Vincent Smith, 74 painter, died Dec 27 in Manhattan of lymphoma complicated by the agency of pneumonia. Smith was a prominent member of the black arts motion of the 1960s and '70 A painter of colorful, socially informed canvases that depict everyday life, he frequently mixed sand into his paint, sometimes combined with collage, to create textur surfaces. A Brooklyn native, he studied at the Brooklyn Museum Art place of education and the Skowhegan School of Painting in Maine. He received fellowships in the 1970 that allowed him to travel and inquiry in Africa and Europe. He also produc illustrations for parts on jazz and blues by the agency of his friend, poet Amiri Baraka. brace of his murals can be seen at the 116th highway station on the No. 2 line of the recently made known York City subway. Smith's in the greatest degree recent show was at Alexandre Gallery in fall 2003 [see review p 133]
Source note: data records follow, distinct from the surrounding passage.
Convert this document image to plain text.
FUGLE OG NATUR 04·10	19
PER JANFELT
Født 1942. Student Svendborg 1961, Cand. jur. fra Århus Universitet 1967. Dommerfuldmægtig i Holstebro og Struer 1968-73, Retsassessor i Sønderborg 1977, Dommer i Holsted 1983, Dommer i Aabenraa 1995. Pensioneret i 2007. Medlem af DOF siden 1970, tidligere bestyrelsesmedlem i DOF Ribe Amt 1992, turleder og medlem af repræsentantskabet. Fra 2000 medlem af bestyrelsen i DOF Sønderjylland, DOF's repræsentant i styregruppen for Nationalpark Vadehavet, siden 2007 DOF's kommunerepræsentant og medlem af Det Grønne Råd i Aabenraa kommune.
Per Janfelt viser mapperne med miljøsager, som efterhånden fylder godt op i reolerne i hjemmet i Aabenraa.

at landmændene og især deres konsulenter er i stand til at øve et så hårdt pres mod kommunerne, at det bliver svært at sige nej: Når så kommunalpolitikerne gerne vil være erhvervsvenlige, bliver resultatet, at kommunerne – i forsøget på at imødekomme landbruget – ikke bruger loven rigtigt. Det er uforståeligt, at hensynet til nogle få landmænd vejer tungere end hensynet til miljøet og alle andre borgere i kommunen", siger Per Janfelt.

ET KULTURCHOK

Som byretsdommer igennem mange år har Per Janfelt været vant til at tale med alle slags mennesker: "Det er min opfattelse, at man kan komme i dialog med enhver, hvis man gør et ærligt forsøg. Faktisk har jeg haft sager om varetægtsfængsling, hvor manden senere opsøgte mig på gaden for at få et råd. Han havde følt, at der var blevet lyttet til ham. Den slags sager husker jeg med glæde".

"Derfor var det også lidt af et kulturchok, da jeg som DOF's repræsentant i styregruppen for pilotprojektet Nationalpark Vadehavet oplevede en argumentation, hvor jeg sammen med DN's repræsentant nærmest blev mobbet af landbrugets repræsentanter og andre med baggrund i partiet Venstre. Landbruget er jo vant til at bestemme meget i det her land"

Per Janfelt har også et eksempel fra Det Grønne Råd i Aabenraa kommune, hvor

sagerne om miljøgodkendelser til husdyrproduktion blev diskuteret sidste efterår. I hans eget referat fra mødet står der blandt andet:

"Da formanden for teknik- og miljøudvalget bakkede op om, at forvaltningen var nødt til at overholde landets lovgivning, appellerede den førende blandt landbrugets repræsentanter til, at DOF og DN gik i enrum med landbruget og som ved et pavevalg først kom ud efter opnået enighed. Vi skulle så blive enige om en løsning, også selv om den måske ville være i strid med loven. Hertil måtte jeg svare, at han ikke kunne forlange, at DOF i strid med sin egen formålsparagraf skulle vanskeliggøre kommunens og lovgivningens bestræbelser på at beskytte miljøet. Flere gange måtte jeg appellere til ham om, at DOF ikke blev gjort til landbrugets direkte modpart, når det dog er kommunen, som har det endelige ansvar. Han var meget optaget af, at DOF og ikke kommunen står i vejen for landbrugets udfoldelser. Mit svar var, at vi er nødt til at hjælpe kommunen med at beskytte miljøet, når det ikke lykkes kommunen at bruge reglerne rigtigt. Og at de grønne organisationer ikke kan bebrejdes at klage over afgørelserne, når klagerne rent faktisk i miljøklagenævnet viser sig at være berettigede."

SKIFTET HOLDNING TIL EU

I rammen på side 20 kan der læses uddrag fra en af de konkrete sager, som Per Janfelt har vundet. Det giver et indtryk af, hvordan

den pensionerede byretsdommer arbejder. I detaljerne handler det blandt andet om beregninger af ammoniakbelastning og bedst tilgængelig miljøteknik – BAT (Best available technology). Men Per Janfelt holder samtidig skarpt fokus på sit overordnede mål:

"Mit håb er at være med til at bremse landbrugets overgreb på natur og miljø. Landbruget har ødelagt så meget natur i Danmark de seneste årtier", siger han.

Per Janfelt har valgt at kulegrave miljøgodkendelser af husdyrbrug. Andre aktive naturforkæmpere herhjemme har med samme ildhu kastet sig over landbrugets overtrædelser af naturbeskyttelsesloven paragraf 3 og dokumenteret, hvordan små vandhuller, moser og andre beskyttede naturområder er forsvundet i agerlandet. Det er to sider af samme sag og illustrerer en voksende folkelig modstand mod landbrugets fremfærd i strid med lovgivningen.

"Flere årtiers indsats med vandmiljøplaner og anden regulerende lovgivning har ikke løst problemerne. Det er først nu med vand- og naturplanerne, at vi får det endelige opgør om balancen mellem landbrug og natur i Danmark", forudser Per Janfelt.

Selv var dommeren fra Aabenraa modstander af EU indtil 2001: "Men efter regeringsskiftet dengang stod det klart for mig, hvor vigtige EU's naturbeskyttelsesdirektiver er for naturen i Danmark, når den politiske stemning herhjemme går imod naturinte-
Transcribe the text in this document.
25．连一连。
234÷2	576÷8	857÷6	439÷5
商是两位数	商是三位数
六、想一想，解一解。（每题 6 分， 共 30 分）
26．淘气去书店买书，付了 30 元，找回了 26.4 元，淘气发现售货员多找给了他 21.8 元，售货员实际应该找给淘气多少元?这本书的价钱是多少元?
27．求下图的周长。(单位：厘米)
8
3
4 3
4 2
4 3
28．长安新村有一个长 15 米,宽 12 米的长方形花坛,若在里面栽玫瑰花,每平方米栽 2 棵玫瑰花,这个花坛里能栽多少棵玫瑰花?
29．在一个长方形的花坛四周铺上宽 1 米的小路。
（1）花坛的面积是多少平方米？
Jill Kornblee, 84 influential contemporary art dealer, died of cancer upon Jan. 29 in Branford, Conn In 1961 she was united of three partners who bought Barone Gallery upon Madison Ave. She soon acquired her partners' interests and began operating the gallery beneath her name. Among the artists she showed were Howard Hodgkin, Dan Flavin, Malcolm Morley, Rackstraw Downes and Janet Fish. In the mid-'60s, she mov the gallery to 79th highway and then, in the late '70 to 57th road where it remained until her retirement in 1986
Therese Thau Heyman, 74 curator and photography dexterous died Jan. 16 of pneumonia in Berkeley. athwart the years, she worked at the Yale University Art Gallery, the National Museum of American Art and the Oakland Museum of California, and serv in succession the board of the Smith community Museum of Art. She co-authored or contributed to several parts including Dorothea Lange: American Photographs and Picturing California: A centenary of Photographic Genius.
Michael Straight, former editor, then publisher, of the recently made known Republic, State Department economist, political consultant and speechwriter during the Roosevelt administration, died of cancer Jan. 4 age 87 He was legate chairman of the National Endowment for the Arts from 1969 to 1977
During the mid-1930s, while he was at Cambridge University, the U.S.-born Straight became completely involved with a now notorious assign places to of young British Communists who spied for the Soviet Union. Straight himself was recruited in 1937 by dint of the charismatic art-historian-to-be, Anthony pointless Though Straight had intended to follow up a political career in Britain after leaving the university, he was dispatched by the agency of Blunt to Washington, D.C., with orders to obtain a conduct job, which he did. In to be paid course he was put in touch with a Soviet agent. In the aftermath of the 1939 Nazi-Soviet pact, Straight became disillusioned with the Communist party and withdrew from shrubbery activities.